Recent research of the extant painting fragments revealed that probably the icon-painters who executed the murals had known and used models similar to those at the monastery of St. Prohor of Pčinja (Serbia, 1488/9), Holy Apostles Peter and Paul in Orlitsa (Bulgaria, 1491), St. Nicholas Church in the Monastery of Gornjak (Serbia, ca. 1490) and the icon of Kratovo (Museum of Macedonia, end of 15th – beginning of 16th cc.). It can be assumed that the church was painted at the very end of the 15th or the early 16th c., about the same time when the other three churches were being decorated. A typical feature of this artistic circle is the similar representation of the figures’ postures and gestures.
The style of several icon-painting teams is discernible in the abovementioned monuments, which probably accounts for both the iconographic similarities as well as the style differences.
Some researchers believe that these icon-painting teams have been schooled in Kratovo. In 14-15th cc. the city prospered because of its rich mines and the metal-working. It was an important spiritual and literary center in the region where a literary school was also established. But it is uncertain whether Kratovo was the artistic center where these icon-painters were schooled as no direct evidence exists.
Condition
Because of the painting’s poor condition, in 1979-1980 a team from the National Institute of Immovable Cultural Heritage decided some of the murals of the southern, northern and eastern walls of the church to be removed urgently. The restoration team included: Albena Mazakova, Boryana and Blagoy Dzhivdzhanovi. They restored the removed fragments and gave them for safe-keeping to the regional Museum of History – Pernik, where they still are today.
The restored frescoes are kept in specially designed boxes and are in excellent condition. The idea of the project developed by the National Institute of Immovable Cultural Heritage is thatt he Mislovshtitsa Monastery be rebuilt and restored. This is why in 1979-1980 only that part of the frescoes was removed that could have not been conserved until its complete restoration.

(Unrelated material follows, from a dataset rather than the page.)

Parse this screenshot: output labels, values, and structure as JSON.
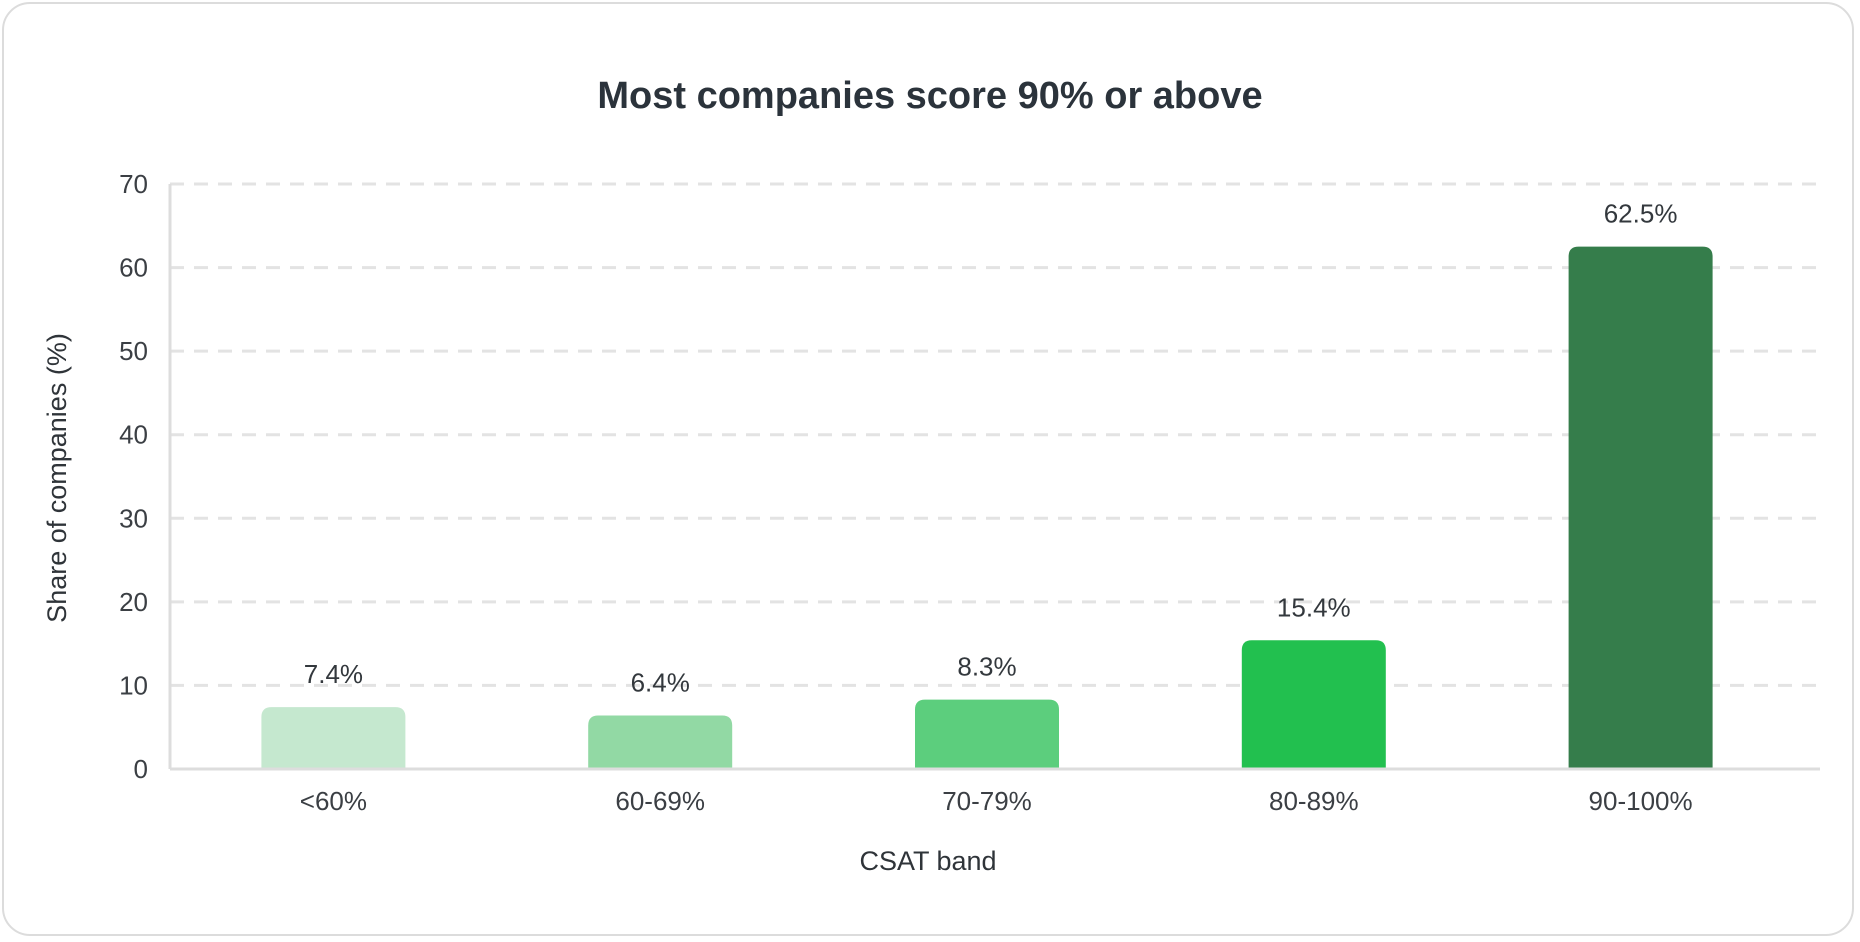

In 2004 other fragments in bad condition were also deposited at the Regional Museum of History – Pernik. The frescoes were removed in the early 1990s and transferred to the church of St. George in Breznik. Some of them were lost due to the bad conservation prior to the transfer to the museum. Another part was restored in 2012 at Conservation and Restoration Department at the National Academy of Art by Antoniya Angelova, Boril Nikolov and Dana Zlatanova. The restored fragments are from the southern wall of the church (the figures of St. Peter of Alexandria, St. Anthony the Great, St. Nicholas and St. John of Rila) and are now part of the exposition at the Regional Museum of History – Pernik.